Nous avons reçu ce commentaire d'une blogueuse Sonia qui nous accuse de critiquer de nombreux manuels non approuvés :
Après une simple vérification, on constate que beaucoup de manuels critiqués sur ce site ne sont pas approuvés par le MELS. Peu importe ce que l'on pense du programme, il faut vérifier ses sources pour ne pas faire de la désinformation...
D'une part, nous avons toujours demandé aux éditeurs de nous envoyer uniquement des livres qui peuvent être utilisés dans les écoles, d'autre part une simple vérification avec source montre que l'affirmation vague (« beaucoup de manuels ») de Sonia est non fondée. Rappelons que nous avons critiqué ici 7 livres : six manuels de Modulo et un cahier d'activités d'ERPI.

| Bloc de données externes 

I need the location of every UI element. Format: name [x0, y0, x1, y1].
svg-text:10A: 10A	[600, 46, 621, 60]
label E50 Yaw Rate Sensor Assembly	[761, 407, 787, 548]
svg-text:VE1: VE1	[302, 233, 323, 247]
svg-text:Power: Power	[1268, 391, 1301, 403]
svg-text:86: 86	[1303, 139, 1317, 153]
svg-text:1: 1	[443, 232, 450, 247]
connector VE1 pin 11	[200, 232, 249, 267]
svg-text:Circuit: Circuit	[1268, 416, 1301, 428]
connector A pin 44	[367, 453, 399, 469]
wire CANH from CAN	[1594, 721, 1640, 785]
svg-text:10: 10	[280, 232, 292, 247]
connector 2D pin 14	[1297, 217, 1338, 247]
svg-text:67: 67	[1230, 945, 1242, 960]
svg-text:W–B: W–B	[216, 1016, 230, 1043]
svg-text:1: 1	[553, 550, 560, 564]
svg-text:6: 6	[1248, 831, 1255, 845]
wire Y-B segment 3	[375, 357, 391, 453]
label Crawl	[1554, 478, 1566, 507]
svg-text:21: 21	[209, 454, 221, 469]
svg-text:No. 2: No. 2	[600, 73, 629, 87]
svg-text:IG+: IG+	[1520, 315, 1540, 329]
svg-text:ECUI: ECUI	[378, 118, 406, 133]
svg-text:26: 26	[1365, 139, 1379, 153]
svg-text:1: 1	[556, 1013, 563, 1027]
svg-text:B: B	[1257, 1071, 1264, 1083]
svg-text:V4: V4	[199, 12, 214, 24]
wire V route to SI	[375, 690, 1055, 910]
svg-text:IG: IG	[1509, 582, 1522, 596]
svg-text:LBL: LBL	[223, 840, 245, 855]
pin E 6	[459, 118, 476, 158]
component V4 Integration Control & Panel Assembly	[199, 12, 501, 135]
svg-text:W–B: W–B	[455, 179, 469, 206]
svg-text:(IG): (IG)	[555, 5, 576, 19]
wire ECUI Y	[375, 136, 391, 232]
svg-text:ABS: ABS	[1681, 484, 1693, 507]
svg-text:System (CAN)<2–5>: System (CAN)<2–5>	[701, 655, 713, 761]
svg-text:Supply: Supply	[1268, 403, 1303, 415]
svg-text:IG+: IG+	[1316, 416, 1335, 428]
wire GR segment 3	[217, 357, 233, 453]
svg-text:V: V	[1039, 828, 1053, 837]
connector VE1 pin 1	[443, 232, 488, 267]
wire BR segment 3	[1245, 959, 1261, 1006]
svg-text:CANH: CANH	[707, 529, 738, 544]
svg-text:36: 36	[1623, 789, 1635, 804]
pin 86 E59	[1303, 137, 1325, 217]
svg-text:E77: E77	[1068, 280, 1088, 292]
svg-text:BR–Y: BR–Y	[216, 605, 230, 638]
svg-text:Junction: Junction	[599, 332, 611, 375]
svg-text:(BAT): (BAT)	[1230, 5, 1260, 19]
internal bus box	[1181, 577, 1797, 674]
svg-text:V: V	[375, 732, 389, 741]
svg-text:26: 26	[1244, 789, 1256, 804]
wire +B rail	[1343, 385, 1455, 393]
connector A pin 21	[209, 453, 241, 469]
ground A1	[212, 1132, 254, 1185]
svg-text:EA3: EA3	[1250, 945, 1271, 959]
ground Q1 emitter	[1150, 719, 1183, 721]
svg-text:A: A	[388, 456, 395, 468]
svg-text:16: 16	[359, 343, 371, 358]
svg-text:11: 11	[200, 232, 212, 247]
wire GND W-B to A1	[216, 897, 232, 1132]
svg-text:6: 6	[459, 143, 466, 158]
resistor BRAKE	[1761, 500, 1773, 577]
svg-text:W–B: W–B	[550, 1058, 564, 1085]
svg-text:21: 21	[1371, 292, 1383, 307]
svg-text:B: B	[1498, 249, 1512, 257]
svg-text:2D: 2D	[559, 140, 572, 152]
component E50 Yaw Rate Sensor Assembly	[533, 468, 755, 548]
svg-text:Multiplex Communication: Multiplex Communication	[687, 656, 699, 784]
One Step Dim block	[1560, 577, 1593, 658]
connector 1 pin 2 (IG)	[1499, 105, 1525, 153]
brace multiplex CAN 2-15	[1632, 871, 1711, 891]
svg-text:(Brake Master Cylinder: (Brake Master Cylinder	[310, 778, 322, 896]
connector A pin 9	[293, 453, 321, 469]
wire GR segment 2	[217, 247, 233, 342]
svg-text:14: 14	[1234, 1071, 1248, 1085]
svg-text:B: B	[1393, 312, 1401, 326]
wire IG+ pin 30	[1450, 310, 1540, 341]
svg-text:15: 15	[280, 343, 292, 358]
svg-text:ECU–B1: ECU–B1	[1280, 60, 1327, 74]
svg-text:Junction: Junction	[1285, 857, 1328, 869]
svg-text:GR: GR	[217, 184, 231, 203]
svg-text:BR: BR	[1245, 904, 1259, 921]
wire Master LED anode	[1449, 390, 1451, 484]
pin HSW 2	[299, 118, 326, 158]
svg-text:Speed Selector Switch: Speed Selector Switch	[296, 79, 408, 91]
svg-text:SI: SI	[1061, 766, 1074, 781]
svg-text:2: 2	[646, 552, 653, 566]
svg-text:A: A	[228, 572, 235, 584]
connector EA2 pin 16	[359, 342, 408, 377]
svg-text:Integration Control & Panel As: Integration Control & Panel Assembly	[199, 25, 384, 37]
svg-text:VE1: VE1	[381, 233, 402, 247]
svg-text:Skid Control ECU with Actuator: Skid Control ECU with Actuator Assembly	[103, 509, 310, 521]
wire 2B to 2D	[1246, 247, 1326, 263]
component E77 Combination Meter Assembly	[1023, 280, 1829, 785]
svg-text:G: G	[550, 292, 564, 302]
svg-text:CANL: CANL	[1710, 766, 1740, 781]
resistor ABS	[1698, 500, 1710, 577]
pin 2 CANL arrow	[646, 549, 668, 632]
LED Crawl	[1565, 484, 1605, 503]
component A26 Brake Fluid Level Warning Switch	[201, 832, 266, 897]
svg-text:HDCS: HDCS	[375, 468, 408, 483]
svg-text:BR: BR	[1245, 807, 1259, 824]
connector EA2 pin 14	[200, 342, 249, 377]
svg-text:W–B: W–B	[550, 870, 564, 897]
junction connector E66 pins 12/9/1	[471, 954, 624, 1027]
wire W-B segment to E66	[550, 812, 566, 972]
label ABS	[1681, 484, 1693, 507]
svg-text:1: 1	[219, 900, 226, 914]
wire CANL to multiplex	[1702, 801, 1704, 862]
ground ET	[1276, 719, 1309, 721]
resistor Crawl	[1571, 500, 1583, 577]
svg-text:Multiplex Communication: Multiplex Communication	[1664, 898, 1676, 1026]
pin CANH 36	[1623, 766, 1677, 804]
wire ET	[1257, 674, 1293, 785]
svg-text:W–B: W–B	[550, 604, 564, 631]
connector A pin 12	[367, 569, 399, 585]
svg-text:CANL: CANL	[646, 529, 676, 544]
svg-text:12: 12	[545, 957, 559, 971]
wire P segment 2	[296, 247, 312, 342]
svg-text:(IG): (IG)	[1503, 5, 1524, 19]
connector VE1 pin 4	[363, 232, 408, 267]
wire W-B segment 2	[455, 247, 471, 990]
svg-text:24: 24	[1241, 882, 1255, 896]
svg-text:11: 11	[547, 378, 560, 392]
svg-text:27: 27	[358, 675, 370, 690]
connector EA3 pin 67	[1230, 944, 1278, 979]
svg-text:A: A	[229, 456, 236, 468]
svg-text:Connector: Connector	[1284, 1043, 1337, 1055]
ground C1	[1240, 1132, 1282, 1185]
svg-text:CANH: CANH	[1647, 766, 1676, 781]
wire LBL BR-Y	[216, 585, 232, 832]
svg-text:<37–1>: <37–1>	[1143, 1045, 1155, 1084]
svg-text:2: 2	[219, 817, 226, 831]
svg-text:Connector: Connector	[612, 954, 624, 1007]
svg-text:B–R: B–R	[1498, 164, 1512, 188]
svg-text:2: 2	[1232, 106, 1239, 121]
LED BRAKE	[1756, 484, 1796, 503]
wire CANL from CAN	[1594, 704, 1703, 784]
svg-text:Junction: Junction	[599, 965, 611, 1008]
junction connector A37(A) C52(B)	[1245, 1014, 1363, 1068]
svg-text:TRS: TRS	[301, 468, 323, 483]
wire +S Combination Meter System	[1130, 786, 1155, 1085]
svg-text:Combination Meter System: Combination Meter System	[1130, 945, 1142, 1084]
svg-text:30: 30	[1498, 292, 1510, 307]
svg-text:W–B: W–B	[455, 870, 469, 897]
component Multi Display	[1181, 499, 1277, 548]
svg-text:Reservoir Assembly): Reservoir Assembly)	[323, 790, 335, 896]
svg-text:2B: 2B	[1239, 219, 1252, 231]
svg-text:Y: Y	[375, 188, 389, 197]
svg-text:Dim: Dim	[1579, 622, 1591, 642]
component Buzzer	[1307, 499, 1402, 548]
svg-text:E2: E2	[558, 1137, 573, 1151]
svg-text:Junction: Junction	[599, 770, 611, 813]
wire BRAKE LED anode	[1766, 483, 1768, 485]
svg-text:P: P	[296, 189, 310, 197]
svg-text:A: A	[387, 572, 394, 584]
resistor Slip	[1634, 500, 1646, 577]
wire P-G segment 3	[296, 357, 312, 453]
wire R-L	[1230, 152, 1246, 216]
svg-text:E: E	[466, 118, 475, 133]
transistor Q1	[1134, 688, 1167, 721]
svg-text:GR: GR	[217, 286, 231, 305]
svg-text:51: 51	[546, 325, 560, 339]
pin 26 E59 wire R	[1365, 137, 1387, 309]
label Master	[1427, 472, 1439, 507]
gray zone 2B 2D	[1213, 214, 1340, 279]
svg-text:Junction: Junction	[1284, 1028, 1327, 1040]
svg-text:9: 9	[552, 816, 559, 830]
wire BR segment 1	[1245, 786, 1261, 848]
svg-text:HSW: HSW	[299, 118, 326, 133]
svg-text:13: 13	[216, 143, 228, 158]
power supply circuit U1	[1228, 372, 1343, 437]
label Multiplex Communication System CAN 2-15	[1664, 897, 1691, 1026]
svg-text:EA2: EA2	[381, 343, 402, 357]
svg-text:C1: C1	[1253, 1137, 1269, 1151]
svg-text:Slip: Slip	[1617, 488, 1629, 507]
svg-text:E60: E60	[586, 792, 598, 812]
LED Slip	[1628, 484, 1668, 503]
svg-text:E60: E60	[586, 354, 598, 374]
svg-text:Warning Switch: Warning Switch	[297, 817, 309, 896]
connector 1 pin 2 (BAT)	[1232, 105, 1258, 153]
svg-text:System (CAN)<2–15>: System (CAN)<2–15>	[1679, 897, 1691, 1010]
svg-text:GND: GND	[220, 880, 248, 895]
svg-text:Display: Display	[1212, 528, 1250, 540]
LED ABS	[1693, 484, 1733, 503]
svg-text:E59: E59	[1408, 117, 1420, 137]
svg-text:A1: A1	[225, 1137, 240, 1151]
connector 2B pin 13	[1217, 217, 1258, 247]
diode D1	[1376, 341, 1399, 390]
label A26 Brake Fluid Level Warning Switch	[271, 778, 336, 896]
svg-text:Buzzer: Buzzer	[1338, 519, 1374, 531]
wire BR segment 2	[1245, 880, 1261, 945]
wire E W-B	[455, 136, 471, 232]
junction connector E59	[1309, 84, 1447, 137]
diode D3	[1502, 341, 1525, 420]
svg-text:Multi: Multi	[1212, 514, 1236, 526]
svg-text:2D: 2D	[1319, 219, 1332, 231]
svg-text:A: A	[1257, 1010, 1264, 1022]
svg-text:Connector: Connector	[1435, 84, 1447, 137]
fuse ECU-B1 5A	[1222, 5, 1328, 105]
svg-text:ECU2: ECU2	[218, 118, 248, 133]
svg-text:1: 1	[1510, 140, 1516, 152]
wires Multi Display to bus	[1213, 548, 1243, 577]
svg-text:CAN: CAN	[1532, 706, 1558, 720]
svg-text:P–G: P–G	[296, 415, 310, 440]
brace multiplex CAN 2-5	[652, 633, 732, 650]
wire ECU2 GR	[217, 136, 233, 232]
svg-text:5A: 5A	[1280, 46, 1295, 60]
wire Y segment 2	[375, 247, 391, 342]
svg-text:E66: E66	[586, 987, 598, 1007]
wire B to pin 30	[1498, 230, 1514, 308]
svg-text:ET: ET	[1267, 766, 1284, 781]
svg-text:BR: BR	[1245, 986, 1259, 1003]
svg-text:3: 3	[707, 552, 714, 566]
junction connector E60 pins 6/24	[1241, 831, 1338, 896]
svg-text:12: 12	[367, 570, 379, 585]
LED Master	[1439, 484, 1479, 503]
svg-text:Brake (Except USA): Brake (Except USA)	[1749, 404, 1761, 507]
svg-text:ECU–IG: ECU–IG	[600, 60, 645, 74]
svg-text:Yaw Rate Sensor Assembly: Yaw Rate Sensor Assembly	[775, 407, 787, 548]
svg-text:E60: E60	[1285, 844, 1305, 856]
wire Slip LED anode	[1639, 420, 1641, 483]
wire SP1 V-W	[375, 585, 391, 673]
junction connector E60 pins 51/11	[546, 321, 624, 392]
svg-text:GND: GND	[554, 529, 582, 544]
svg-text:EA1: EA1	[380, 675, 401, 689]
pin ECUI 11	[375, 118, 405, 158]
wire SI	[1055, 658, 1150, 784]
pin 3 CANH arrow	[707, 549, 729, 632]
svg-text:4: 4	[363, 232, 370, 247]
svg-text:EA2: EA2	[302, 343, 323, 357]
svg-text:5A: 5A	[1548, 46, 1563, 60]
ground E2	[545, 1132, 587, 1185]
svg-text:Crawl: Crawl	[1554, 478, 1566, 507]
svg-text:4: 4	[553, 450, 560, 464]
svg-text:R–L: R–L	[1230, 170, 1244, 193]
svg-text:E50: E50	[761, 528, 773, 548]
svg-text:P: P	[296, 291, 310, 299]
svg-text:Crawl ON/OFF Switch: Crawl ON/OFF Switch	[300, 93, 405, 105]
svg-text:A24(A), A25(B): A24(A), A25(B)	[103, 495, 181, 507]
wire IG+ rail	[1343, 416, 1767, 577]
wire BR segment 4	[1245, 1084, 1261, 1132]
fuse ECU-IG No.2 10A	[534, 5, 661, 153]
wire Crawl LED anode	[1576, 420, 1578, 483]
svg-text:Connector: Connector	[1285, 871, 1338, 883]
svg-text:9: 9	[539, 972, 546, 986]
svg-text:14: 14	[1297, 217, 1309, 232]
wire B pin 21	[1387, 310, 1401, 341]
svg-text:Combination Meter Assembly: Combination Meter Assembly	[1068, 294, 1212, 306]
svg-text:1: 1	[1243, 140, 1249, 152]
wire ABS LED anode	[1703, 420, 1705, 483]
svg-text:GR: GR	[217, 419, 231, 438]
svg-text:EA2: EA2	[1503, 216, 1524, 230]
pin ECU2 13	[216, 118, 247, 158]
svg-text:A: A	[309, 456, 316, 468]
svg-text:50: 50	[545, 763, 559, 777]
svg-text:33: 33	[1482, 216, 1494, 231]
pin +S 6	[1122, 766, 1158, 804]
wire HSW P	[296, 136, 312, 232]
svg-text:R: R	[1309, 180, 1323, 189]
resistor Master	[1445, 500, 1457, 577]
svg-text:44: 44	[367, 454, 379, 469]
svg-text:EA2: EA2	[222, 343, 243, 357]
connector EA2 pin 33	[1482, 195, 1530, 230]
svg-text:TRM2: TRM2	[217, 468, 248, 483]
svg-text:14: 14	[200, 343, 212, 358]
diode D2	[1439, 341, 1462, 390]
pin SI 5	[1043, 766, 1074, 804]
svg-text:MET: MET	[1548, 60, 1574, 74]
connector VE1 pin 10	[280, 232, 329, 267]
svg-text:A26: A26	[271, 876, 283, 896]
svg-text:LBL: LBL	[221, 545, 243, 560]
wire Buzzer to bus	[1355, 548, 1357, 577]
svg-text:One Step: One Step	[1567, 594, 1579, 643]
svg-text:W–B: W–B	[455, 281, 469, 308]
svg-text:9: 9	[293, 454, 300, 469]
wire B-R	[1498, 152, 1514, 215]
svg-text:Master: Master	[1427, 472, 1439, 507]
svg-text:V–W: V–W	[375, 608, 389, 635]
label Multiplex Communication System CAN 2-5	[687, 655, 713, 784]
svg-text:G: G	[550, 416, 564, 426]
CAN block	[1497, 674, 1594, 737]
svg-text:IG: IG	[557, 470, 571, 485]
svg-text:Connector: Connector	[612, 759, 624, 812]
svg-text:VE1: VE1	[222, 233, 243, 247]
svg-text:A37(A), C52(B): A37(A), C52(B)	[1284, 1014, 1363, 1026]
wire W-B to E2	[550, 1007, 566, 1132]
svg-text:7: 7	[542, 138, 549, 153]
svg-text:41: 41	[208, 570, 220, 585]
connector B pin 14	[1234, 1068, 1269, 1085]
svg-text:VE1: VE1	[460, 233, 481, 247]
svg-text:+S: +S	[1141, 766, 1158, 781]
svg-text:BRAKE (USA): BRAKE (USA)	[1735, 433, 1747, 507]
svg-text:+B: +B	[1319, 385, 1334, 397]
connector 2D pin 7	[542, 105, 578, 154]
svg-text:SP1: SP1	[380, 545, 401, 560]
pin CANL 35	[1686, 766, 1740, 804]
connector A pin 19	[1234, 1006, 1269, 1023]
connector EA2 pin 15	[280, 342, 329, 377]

Voici une reproduction des deux pages du Bureau d'approbation du matériel didactique du MELS énumérant les manuels approuvés pour le cours d'ECR au primaire. Reproduction pour connaître la situation actuelle, on trouvera ici le PDF régulièrement mis à jour. On remarquera que les six manuels de Modulo pour le primaire que nous avons critiqués sont tous approuvés ! Pour ce qui est du livre du secondaire d'ERPI, il s'agit d'un cahier d'activités, et non d'un manuel, qui n'a pas à recevoir l'approbation du MELS pour pouvoir être utilisé en classe. Ce cahier fait toutefois plus de 220 pages. Merci Sonia.